Pemkab Aceh Selatan Kini Bisa Minta Pendapat Hukum Kejaksaan Sebelum Menjalankan Program
Kerja sama Kejari dan Pemkab Aceh Selatan membuka ruang pendampingan hukum agar kebijakan pemerintah daerah lebih akuntabel dan minim sengketa.
![]() |
| Kejari Aceh Selatan dan Pemkab Aceh Selatan Teken PKS Penanganan Masalah Hukum Bidang Perdata dan Tata Usaha Negara |
TAPAKTUAN – Pemerintah Kabupaten Aceh Selatan kini dapat meminta pendapat hukum kepada Kejaksaan Negeri Aceh Selatan sebelum menjalankan program dan kebijakan pemerintahan. Mekanisme tersebut menjadi bagian dari Perjanjian Kerja Sama (PKS) penanganan masalah hukum di bidang Perdata dan Tata Usaha Negara yang ditandatangani kedua pihak.
Perjanjian ditandatangani Kepala Kejaksaan Negeri Aceh Selatan Rozano Yudistira bersama Bupati Aceh Selatan H. Mirwan MS di Pendopo Bupati Aceh Selatan, disaksikan jajaran pemerintah daerah dan Kejaksaan Negeri Aceh Selatan.
Kepala Seksi Intelijen Kejari Aceh Selatan Roland Tampubolon mengatakan kerja sama itu memungkinkan pemerintah daerah memperoleh bantuan hukum, pertimbangan hukum, pelayanan hukum, hingga tindakan hukum lain sesuai kewenangan kejaksaan.
"Melalui perjanjian kerja sama ini, Kejaksaan memberikan dukungan hukum kepada pemerintah daerah dalam bentuk penegakan hukum, bantuan hukum, pertimbangan hukum, pelayanan hukum, serta tindakan hukum lainnya sesuai kewenangan yang dimiliki," kata Roland dalam keterangan tertulis, Sabtu.
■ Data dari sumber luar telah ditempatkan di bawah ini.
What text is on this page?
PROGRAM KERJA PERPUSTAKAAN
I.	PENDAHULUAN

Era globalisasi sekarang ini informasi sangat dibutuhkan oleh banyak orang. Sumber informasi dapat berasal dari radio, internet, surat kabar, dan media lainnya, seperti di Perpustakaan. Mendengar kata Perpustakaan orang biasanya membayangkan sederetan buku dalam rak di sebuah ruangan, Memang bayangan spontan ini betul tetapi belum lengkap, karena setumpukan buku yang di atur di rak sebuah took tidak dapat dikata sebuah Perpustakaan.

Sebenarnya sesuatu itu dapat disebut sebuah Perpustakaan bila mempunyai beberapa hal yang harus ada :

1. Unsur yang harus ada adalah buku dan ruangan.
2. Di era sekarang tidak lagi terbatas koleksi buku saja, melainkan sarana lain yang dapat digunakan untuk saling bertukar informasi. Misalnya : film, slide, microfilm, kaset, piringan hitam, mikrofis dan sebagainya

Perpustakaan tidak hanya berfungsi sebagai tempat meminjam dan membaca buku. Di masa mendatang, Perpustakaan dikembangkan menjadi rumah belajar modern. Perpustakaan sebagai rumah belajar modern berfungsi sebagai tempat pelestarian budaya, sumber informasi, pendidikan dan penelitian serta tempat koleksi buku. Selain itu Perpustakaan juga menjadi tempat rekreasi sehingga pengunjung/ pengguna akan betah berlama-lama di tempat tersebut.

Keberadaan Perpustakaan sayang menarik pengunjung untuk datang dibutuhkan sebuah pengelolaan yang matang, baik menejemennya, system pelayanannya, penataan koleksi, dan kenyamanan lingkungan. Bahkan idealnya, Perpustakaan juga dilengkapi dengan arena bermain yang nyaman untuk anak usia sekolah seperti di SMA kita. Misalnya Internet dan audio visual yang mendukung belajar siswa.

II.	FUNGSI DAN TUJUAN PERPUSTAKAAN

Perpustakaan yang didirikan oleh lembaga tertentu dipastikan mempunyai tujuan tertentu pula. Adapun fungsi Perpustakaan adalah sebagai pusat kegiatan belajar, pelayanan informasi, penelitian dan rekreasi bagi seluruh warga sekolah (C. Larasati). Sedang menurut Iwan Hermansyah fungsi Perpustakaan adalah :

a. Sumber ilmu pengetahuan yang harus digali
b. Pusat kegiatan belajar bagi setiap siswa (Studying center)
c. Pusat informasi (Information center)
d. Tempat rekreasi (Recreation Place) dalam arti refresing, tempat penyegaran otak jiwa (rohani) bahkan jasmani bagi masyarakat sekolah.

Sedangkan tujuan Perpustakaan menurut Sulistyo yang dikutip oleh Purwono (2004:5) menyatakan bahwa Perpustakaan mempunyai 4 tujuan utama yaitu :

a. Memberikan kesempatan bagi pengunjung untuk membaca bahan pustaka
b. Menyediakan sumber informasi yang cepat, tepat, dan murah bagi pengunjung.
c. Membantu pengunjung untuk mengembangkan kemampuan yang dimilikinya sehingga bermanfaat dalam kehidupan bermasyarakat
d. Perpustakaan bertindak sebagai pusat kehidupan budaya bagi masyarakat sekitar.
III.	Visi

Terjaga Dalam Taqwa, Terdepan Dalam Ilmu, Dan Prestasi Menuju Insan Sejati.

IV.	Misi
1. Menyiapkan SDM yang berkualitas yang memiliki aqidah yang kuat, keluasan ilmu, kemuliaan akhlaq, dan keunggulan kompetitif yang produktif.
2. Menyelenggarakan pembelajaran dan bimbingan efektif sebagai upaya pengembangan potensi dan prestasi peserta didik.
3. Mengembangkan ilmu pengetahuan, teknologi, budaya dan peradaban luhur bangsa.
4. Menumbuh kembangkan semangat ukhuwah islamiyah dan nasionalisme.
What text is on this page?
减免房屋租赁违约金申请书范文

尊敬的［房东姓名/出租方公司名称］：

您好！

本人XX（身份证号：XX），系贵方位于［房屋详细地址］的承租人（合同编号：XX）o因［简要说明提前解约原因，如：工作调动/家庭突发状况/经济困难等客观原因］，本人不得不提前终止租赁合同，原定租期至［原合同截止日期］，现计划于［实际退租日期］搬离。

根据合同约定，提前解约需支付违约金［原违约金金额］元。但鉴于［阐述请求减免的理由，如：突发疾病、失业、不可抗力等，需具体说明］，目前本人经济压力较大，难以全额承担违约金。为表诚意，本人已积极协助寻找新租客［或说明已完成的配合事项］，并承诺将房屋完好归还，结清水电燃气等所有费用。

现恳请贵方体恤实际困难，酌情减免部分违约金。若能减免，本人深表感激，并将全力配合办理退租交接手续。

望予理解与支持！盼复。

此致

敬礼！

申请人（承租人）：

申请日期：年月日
Menurut Roland, salah satu tujuan kerja sama tersebut adalah mencegah munculnya persoalan hukum dalam penyelenggaraan pemerintahan, baik yang berkaitan dengan perkara perdata maupun tata usaha negara.
Ia mengatakan pemerintah daerah dapat meminta pertimbangan hukum kepada kejaksaan apabila menghadapi persoalan hukum dalam pelaksanaan program maupun kegiatan pemerintahan.
Roland menegaskan setiap permohonan bantuan hukum atau pertimbangan hukum akan ditangani secara profesional, independen, objektif, dan sesuai ketentuan peraturan perundang-undangan.
Kerja sama tersebut diharapkan memperkuat koordinasi antara Kejaksaan Negeri Aceh Selatan dan Pemerintah Kabupaten Aceh Selatan sehingga penyelenggaraan pemerintahan berjalan lebih akuntabel, efektif, dan memiliki kepastian hukum.
Pendampingan hukum dari kejaksaan merupakan salah satu fungsi di bidang Perdata dan Tata Usaha Negara yang dapat dimanfaatkan instansi pemerintah untuk meminimalkan potensi sengketa hukum dalam pelaksanaan kebijakan maupun penggunaan anggaran, tanpa mengurangi kewenangan pengawasan dan penegakan hukum apabila ditemukan pelanggaran.